Mueller stressed that because of long-standing Justice Department regulations, charging the president was “not an option we could consider.” But he specifically noted those same departmental rules say “that the Constitution requires a process other than the criminal justice system to formally accuse a sitting president of wrongdoing.”

After Mueller’s statement, the president issued a tweet that was several steps removed from his previous claim of “total exoneration.” “Nothing changes from the Mueller Report,” he tweeted. “There was insufficient evidence and therefore, in our Country, a person is innocent. The case is closed! Thank you.”

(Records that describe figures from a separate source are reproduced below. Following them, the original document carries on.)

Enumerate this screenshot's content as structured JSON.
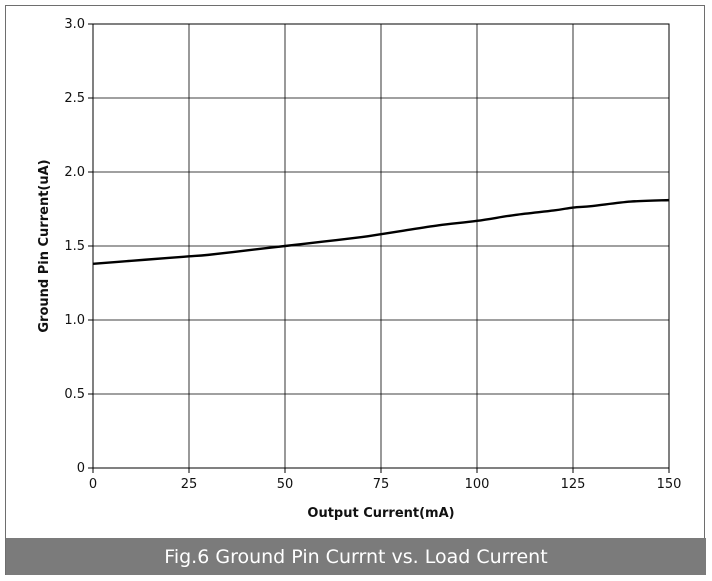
{
  "chart_data": {
    "type": "line",
    "title": "",
    "xlabel": "Output Current(mA)",
    "ylabel": "Ground Pin Current(uA)",
    "xlim": [
      0,
      150
    ],
    "ylim": [
      0,
      3.0
    ],
    "xticks": [
      0,
      25,
      50,
      75,
      100,
      125,
      150
    ],
    "xtick_labels": [
      "0",
      "25",
      "50",
      "75",
      "100",
      "125",
      "150"
    ],
    "yticks": [
      0,
      0.5,
      1.0,
      1.5,
      2.0,
      2.5,
      3.0
    ],
    "ytick_labels": [
      "0",
      "0.5",
      "1.0",
      "1.5",
      "2.0",
      "2.5",
      "3.0"
    ],
    "grid": true,
    "legend": "none",
    "series": [
      {
        "x": [
          0,
          10,
          20,
          25,
          30,
          40,
          50,
          60,
          70,
          75,
          80,
          90,
          100,
          110,
          120,
          125,
          130,
          140,
          150
        ],
        "y": [
          1.38,
          1.4,
          1.42,
          1.43,
          1.44,
          1.47,
          1.5,
          1.53,
          1.56,
          1.58,
          1.6,
          1.64,
          1.67,
          1.71,
          1.74,
          1.76,
          1.77,
          1.8,
          1.81
        ],
        "color": "#000000"
      }
    ]
  },
  "caption": "Fig.6 Ground Pin Currnt vs. Load Current"
}
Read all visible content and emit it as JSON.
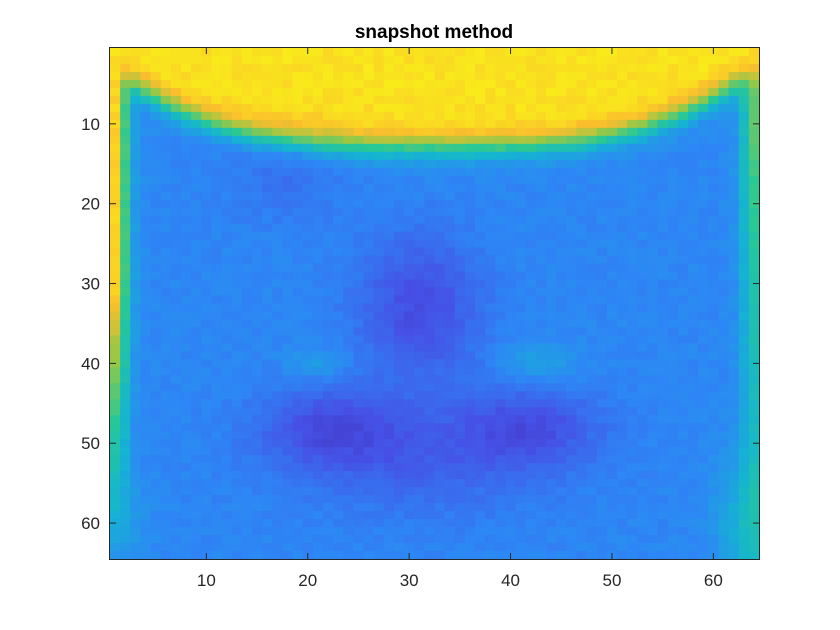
{
  "chart_data": {
    "type": "heatmap",
    "title": "snapshot method",
    "xlabel": "",
    "ylabel": "",
    "colormap": "parula",
    "grid": false,
    "rows": 64,
    "cols": 64,
    "y_axis_reversed": true,
    "x_ticks": [
      10,
      20,
      30,
      40,
      50,
      60
    ],
    "x_tick_labels": [
      "10",
      "20",
      "30",
      "40",
      "50",
      "60"
    ],
    "y_ticks": [
      10,
      20,
      30,
      40,
      50,
      60
    ],
    "y_tick_labels": [
      "10",
      "20",
      "30",
      "40",
      "50",
      "60"
    ],
    "xlim": [
      0.5,
      64.5
    ],
    "ylim": [
      0.5,
      64.5
    ],
    "value_range": [
      0,
      1
    ],
    "description_regions": {
      "top_band": "high (yellow)",
      "left_right_edges": "medium-high (yellow/orange to cyan)",
      "interior_face": "low (blue)",
      "eyes_nose_mouth": "lowest (dark blue)",
      "eye_highlights": "medium-low (light blue)"
    }
  }
}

Congressional Democrats countered. The case is far from closed, they said, but exactly what path they will follow remains in question. House Judiciary Committee Chairman Jerrold Nadler (D-N.Y.), speaking in New York, vowed to push forward. On the question of whether he would launch an impeachment inquiry, he said, “All options are on the table.”

House Democrats cannot have it both ways indefinitely. On Wednesday, they continued to accuse the president of committing “crimes, lies” and other misdeeds, as Nadler put it during his brief news conference. Pelosi spoke in a statement of investigating the president for “his abuse of power.” She added, “The American people must have the truth.”

During an appearance in San Francisco, Pelosi echoed Nadler that all options are on the table, but she reiterated that she would rather move deliberately, not hastily. She said that all investigations underway in six House committees will continue, that the House will continue to seek documents and testimony and will let the evidence guide the decisions.

In pointing to the various investigations, Pelosi implied that there could yet be other evidence produced that would put the president in jeopardy beyond any questions of obstruction of justice. She argued that any case against the president must be compelling — “iron clad,” as she put it — to create support for further action and possibly affirmation by the Senate. “We want to do what is right and get results,” she said, emphasizing “results” as her ultimate goal.

Others are more impatient. Several Democratic presidential candidates and some House Democrats, spurred by Mueller’s words, are now demanding that the House move immediately to an impeachment inquiry. But they do not yet constitute a critical mass that forces Pelosi’s hand. A majority of rank-and-file Democrats also favor moving toward impeachment, but House leaders are weighing the overall cost of yielding to public opinion within their party vs. the potential cost of striking at the president without success.

Many Democrats still want to hear from Mueller directly. They want him to answer their questions about his investigation. But the special counsel is a by-the-book prosecutor and career Justice Department official. He conducted the investigation on his terms, with no leaks. He made his statement Wednesday in the way he wanted, with his words written out and no questions taken from the reporters.

If he were to eventually appear on Capitol Hill, it’s doubtful House Democrats could extract from him any more than what he gave to the public Wednesday. He said so explicitly. “The report is my testimony,” he said. “I would not provide information beyond that which is already public in any appearance before Congress.”

Democrats perhaps hoped Mueller would yet throw them a lifeline by stating directly that the evidence generated by his investigation justifies impeachment proceedings. On Wednesday, he signaled that they won’t get that from him — but suggested that they have what they need and the power to act, if they choose.